Wu Tianzhao, Xia Zhongyi, Zhou Man, Kong Ling Bing, Chen Zengyuan
College of New Materials and New Energies, Shenzhen University of Technology, Shenzhen, 518118, Guangdong, China.
College of Applied Technology, Shenzhen University, Shenzhen, 518060, Guangdong, China.
Sci Rep. 2024 Mar 11;14(1):5868. doi: 10.1038/s41598-024-56095-1.
Monocular depth estimation has a wide range of applications in the field of autostereoscopic displays, while accuracy and robustness in complex scenes are still a challenge. In this paper, we propose a depth estimation network for autostereoscopic displays, which aims at improving the accuracy of monocular depth estimation by fusing Vision Transformer (ViT) and Convolutional Neural Network (CNN). Our approach feeds the input image as a sequence of visual features into the ViT module and utilizes its global perception capability to extract high-level semantic features of the image.
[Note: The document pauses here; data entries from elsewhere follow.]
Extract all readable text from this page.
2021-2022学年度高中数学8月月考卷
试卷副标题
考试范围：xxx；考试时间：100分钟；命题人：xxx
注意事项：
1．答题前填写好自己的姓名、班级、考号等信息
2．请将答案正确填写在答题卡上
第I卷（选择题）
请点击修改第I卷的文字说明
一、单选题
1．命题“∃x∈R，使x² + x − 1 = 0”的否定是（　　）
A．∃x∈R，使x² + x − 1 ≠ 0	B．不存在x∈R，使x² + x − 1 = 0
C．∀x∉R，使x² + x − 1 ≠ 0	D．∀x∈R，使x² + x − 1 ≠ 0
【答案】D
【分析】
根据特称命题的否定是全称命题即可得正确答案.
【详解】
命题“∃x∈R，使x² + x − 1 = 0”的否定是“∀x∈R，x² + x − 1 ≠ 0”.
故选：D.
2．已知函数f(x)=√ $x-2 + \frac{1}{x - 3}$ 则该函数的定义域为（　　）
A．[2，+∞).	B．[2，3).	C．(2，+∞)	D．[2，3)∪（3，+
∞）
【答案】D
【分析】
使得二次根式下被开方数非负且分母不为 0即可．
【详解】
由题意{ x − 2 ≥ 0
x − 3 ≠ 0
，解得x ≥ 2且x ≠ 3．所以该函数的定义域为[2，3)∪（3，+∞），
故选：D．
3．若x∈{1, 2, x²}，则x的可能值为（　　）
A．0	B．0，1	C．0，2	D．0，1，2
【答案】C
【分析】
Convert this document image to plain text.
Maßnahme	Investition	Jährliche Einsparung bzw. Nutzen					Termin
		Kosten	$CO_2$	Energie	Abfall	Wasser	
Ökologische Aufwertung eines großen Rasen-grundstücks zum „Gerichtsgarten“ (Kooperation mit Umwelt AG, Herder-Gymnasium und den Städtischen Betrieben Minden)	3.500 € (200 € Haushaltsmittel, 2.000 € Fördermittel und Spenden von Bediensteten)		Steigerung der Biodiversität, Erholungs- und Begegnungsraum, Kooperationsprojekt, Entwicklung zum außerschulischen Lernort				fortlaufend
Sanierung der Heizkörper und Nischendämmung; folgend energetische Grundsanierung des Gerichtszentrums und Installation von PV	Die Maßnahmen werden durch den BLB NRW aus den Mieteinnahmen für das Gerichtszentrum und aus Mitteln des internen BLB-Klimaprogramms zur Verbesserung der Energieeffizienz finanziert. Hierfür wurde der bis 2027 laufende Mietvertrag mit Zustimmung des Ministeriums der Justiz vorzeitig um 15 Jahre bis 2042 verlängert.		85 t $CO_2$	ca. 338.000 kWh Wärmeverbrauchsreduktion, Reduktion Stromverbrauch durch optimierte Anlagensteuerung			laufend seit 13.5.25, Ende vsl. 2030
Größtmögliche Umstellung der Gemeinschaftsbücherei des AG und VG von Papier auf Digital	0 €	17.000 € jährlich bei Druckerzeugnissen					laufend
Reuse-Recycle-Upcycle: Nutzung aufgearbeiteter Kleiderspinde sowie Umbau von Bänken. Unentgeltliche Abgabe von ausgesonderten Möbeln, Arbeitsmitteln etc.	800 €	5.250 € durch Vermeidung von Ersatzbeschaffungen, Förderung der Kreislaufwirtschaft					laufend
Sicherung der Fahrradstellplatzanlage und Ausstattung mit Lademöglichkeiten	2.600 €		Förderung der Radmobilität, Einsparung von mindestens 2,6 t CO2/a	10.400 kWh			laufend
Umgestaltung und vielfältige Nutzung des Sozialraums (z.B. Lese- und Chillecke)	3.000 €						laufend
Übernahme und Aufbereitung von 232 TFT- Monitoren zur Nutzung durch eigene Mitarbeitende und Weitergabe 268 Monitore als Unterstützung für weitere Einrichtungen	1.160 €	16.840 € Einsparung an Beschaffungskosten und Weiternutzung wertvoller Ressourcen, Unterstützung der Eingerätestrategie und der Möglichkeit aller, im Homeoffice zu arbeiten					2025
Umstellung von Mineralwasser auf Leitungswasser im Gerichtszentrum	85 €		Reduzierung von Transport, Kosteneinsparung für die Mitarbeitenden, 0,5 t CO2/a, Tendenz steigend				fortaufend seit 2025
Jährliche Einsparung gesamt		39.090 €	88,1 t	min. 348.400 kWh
The relationship between the losses is quantified by adding a weight correction module to improve robustness of the model. Experimental evaluation results on several public datasets show that AMENet exhibits higher accuracy and robustness than existing methods in different scenarios and complex conditions. In addition, a detailed experimental analysis was conducted to verify the effectiveness and stability of our method. The accuracy improvement on the KITTI dataset compared to the baseline method is 4.4%. In summary, AMENet is a promising depth estimation method with sufficient high robustness and accuracy for monocular depth estimation tasks.
单目深度估计在自动立体显示领域有广泛应用,然而在复杂场景中的准确性和鲁棒性仍是一项挑战。在本文中,我们提出了一种用于自动立体显示的深度估计网络,旨在通过融合视觉Transformer(ViT)和卷积神经网络(CNN)来提高单目深度估计的准确性。我们的方法将输入图像作为一系列视觉特征输入到ViT模块中,并利用其全局感知能力来提取图像的高级语义特征。通过添加权重校正模块来量化损失之间的关系,以提高模型的鲁棒性。在几个公共数据集上的实验评估结果表明,AMENet在不同场景和复杂条件下比现有方法具有更高的准确性和鲁棒性。此外,还进行了详细的实验分析以验证我们方法的有效性和稳定性。与基线方法相比,在KITTI数据集上的准确性提高了4.4%。总之,AMENet是一种有前途的深度估计方法,对于单目深度估计任务具有足够高的鲁棒性和准确性。